Von Eduard Hoffmann | 28.10.2005
    Die Schauspieler bewegen sich in Räumen, die Architektur-Studierende der RWTH Aachen geschaffen haben. Für die Trilogie TraumStadtSaga hat das Aachener Stadttheater die TH-Fakultät Architektur um Mitarbeit gebeten. So haben Insgesamt 30 angehende Stadtplaner und Bauingenieure für den Osten Aachens visionäre Modelle entworfen. Das Viertel wird zur Zeit tatsächlich stadtteilerneuert. Zu jedem der drei Theaterstücke wurde ein ausgesuchtes Planquadrat bearbeitet. Jetzt gehören die Modelle im Maßstab eins zu hundert zu den Bühnenbildern und werden in Videofahrten von den Schauspielern auf eine Leinwand projiziert.

    " Es ist ein ganz fremdes Mittel, mit so einem Modell zu operieren und das ist die Herausforderung, die zu neuen Spielmöglichkeiten und auch damit zu neuen Inhalten führt."

    Regisseur Thomas Fiedler ist ganz angetan von der Zusammenarbeit mit den Studierenden. Damit habe sich aus den üblichen Proben ein spannender gesellschaftlicher Diskurs zum Thema Stadt entwickelt, der positiv in der Inszenierung sichtbar werde.

    Den Architekturstudenten bietet das ungewöhnliche Projekt ebenfalls neue Möglichkeiten. So etwa das Heraustreten aus der Hochschule in den öffentlichen Raum. In der RWTH, so sagt Neuntsemestler Tobias Bücken, würden die Entwürfe ausschließlich von Professoren und Assistenten bewertet. Jetzt komme Resonanz von Autoren, Schauspielern, dem Regisseur und vom Theaterpublikum dazu.

    " Es ist halt im Rahmen unseres Studiums nicht möglich, ein Feedback von diesem öffentlichen Raum zu bekommen. Und so bekommen wir aber erste Eindrücke, die wir mit Sicherheit nachher im realen Berufsfeld dann auch brauchen werden, weil das dann einfach darüber entscheidet, finden die Leute den Entwurf gut oder nicht."
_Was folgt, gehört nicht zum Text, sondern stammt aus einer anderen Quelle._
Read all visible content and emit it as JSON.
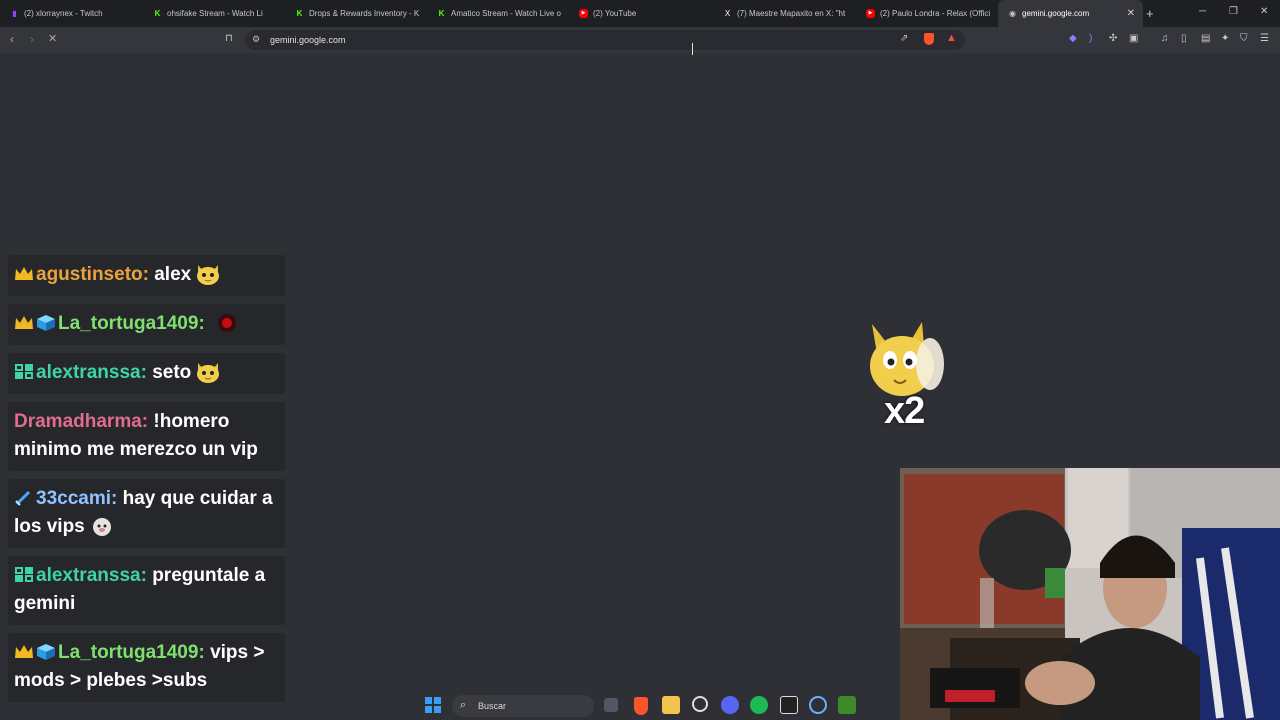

    Im Architekturstudium ist normalerweise Konsensarchitektur gefragt mit realistischen Vorgaben von Politik und Investoren. Beim Projekt mit dem Aachener Theater konnten die Studierenden erfahren, dass ein spielerisch visionärer Entwurf durchaus eine wichtige und anregende Etappe im Planungsprozess sein kann.

    " Dass die Provokation hier eben als Zwischenstandpunkt genutzt wird und man von da aus das als Sprungbrett nutzt, um dann eben zu einem guten Konsens vielleicht am Ende doch zu gelangen, aber eben mit der Zwischenstufe: laute Fragen stellen."

    Tina Kortmann hat mit ihrer Gruppe die Bühnenmodelle für das erste Stück der TraumStadtSaga entworfen. Im Zentrum steht die Josefskirche. Die existiert wirklich im Aachener Ostviertel, ist seit kurzem geschlossen und soll zukünftig nur noch als Grabeskirche genutzt werden. Heutzutage, so befanden die Studenten nach inhaltlicher Diskussion, werde der religiöse Kult vielfach durch Körperkult verdrängt. Kurzerhand machten sie aus der Kirche ein Fitness-Center. Äußerlich schon dadurch zu erkennen, dass - á la Christo - ein Riesen-T-Shirt mit Sportlermotiv über das einstige Gotteshaus gezogen ist.

    " Wenn man das T-Shirt wieder auszieht, ist sie quasi wieder rein die Kirche und man kann wieder über eine neue Funktion der Kirche nachdenken. Und /eben/ dies Temporäre dieser ganzen körperkulturellen Identität lässt sich eben dadurch wieder rückgängig machen bzw. weiterdenken. Also Provokation eigentlich als Zwischenstadium."

    Alle Beteiligten haben in der ungewohnten Zusammenarbeit Neues erfahren und lernen können. Für die Architektur-Fakultät der RWTH Aachen, so erklärt Dozent Rolf Gerhard, wird das Projekt sicher nicht folgenlos bleiben.

    " Das sind für uns ganz wichtige Ergebnisse auch, die wir jetzt in dieser Form sicherlich neu in das Studium integrieren können. Als Planspiel auf dem Weg zu einer Ausbildung, die zur Professionalität führen soll, würde ich mir wirklich wünschen, dass wir solche Projekte noch ganz oft in Kooperation mit dem Theater durchführen können."